Tuesday, January 23, 2007

Armored Humvee's causing fatalities in Iraq

One of the top killers of Soldiers in Iraq isn't necessarily combat-related.
Since operations began in March of 2003, many Soldiers have been killed when they can't escape a Humvee - often because it has rolled into one of Iraq"s numerous irrigation canals.

When an armored truck is upside-down or on its side, it can take three Soldiers to push a door open enough to get out, and if the doors are sunken into the mud, it can be nearly impossible[...]
There are pics at the I-MEF link of a field expedient device that has been devised to assist with this issue. That is probably about as good as they'll get in dealing with units in the field.

Now I put on my engineer hat and take a look at this problem from a mechanical design POV. There's a couple of design issues here.

1) The jamming doors
2) The balky "combat locks"

We can see from the pics of the humvee that #1 is probably being exacerbated by the Humvee door frame/door design. There are sharp edges at the front of the door. When you want to avoid jamming of mechanical parts during distortions, you want to avoid sharp edges like that. Rounded corners should be the rule. Rounded corners distribute stress, square corners concentrate it. A good layman's explanation of why rounded is better than square can be found in Carroll Smith's outstanding Engineer to Win book on race car design. Specifically in the chapter on "why things break". Smith writes well, and that book is about a whole lot more than just "race cars". Most of what he talks about is an outstanding guide for the general design of mechanical things you don't want to fail. The principles apply as well to Microwave ovens, bicycles and Humvees as well as they do high performance race cars.

The door hinge design itself is obviously part of the problem. Traditional hinges bind when distorted. We need to accept that and find a way around it. The problem as I see it, is that the door/hinge mechanism is basically bolted together (or may as well be when a door is closed/jammed. This is not a solution that anticipates getting wrecked - its a solution that presumes not getting wrecked. That's fine for the front door on your house or your fridge door, but its not so fine for a combat vehicle. What we need is a sturdy hinge that can be cutaway on a moments notice.

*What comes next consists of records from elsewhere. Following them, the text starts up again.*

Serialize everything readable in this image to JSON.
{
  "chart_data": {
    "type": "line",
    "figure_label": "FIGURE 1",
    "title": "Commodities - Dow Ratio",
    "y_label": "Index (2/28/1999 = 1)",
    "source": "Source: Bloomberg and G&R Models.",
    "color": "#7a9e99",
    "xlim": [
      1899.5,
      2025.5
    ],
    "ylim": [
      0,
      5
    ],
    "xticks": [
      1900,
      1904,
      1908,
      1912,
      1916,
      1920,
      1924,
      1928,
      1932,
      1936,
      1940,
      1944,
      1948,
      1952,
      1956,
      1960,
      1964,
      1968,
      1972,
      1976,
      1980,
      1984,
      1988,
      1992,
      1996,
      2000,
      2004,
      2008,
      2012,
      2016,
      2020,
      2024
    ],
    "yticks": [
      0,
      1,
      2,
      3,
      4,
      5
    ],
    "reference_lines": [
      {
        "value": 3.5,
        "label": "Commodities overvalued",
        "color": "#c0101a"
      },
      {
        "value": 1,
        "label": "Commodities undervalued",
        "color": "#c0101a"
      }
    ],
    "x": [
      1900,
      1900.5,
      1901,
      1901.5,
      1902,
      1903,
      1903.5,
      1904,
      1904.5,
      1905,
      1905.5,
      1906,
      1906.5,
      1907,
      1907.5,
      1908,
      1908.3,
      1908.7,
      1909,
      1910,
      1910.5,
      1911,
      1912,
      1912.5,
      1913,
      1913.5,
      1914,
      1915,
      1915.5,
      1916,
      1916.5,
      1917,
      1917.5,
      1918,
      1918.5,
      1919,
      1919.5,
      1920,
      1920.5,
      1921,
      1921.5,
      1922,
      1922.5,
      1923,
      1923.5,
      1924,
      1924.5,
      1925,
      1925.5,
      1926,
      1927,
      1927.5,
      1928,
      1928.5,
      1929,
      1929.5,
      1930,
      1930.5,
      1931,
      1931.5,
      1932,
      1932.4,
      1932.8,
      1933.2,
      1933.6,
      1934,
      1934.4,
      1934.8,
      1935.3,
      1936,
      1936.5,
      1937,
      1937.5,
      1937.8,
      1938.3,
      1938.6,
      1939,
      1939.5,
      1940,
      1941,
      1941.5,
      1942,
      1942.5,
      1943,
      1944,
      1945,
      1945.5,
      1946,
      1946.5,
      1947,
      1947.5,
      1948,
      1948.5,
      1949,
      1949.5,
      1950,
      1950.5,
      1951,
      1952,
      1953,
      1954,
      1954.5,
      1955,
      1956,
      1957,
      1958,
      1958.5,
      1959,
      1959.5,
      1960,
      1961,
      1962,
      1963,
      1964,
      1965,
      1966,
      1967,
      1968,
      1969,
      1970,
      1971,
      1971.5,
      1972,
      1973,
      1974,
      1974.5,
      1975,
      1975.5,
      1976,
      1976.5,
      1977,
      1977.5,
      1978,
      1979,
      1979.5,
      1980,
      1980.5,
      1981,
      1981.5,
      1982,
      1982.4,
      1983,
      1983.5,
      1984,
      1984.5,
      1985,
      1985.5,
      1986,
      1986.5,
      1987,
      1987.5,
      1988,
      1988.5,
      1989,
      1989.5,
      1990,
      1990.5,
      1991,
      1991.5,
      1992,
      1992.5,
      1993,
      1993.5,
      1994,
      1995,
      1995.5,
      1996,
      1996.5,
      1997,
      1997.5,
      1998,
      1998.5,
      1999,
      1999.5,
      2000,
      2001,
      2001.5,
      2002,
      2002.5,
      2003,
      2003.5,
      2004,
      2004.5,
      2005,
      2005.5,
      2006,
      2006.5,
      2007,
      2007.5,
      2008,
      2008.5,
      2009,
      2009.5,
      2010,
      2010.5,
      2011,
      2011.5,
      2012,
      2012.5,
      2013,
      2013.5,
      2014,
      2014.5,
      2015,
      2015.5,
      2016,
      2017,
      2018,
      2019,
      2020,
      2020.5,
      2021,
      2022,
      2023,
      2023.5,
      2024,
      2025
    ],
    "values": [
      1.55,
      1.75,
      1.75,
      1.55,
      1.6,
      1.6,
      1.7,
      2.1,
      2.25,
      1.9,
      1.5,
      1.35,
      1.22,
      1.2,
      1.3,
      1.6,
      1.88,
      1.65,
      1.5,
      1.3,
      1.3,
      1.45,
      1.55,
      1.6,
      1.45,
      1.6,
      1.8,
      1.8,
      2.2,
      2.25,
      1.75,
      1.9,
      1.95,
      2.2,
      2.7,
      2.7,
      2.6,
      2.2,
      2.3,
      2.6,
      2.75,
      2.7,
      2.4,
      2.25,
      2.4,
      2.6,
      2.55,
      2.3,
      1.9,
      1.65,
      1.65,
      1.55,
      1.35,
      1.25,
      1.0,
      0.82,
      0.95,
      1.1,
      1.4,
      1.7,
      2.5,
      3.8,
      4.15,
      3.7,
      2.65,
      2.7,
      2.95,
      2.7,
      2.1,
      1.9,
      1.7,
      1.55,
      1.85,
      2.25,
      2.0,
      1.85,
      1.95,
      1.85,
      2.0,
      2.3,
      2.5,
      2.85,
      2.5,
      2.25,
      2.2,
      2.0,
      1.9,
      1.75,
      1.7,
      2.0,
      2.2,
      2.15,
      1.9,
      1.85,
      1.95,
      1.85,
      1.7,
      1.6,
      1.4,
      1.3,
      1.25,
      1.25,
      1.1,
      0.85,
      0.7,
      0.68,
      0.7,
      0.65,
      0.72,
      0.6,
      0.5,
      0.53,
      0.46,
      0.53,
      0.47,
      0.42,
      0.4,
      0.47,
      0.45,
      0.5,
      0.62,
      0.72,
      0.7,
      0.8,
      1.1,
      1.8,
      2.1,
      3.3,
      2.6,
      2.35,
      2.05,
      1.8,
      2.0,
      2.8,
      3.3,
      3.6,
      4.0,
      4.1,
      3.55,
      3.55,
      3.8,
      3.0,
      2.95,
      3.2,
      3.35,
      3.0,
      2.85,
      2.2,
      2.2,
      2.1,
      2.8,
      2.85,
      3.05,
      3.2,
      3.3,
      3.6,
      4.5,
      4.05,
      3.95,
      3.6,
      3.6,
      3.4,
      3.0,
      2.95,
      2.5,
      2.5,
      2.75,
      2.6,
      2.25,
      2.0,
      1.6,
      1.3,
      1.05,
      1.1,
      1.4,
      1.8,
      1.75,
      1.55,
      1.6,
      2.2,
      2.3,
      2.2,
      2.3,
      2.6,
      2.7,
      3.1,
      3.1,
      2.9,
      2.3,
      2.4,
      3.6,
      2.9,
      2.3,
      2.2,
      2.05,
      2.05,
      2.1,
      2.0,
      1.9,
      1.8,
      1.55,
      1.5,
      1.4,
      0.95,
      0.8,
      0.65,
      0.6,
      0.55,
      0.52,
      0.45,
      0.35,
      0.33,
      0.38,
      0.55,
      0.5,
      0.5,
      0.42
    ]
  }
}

This ties in with the balky combat locks. You got difficult hinges on one side, and a difficult lock on the other - a fixed 2-point retaining system. If either the hinges or lock (preferably both) could be quickly released, the door could be kicked out when a bind-free door/frame design is present.

How to solve the hinge problem? I believe we need to look to the most successful parachute release design on the market today - Bill Booth's 3-ring system. The 3-ring provides massive mechanical leverage advantage in a very compact "bind free" design. Booth's 3-ring release has saved my life 3 times during parachute malfunctions. I will personally attest to its simplicity and tendency to "just work".

I believe a door hinge attachment pivot based on a simple locating cone scheme attached with a variation of the 3-ring will solve both hinge binding and quick release issues. As you can see from the 3-ring pull force chart at the link above, there can be 2,000lb of pressure on a standard 3-ring and it will still release with only 9lb of pressure. With a locating cone scheme on the hinge pivots, the hinge side of the door will WANT to pop out when there's distortion - that's a good thing.

The balky combat lock issue could be solved with the same locating cone and 3-ring scheme so the whole lock mechanism itself could be released from the vehicle frame by a passenger inside. If you can release the hinges, and the combat lock, and the door frame has tapered steps and rounded edges to avoid binding it'll pop right off when you yank the 3-ring releases.

With some added Cypres Cutter type hardware, an external rescue option wouldn't be too hard to add. That would be an externally operated pyrotechnic type cutter head added to the 3-ring release locking loop. Fire the cutter(s) and the 3-ring would release.

1 comment:

Wickedpinto said...

If you turn the Individual servicemember into a tank, they will move slower than a tank, and they will die more easily. FUCKING LIBS!

"we should NOT go to war until our servicemembers are made of titanium" is BULLSHIT, and a 1/8th ass argument.

"our troops were unequiped when they went to Iraq"


Were they unequiped when they went o Afganistan?

I fucking hate Dems when they talk about WAR, they are cowards to the core. I know, I'm a coward, I smell my own.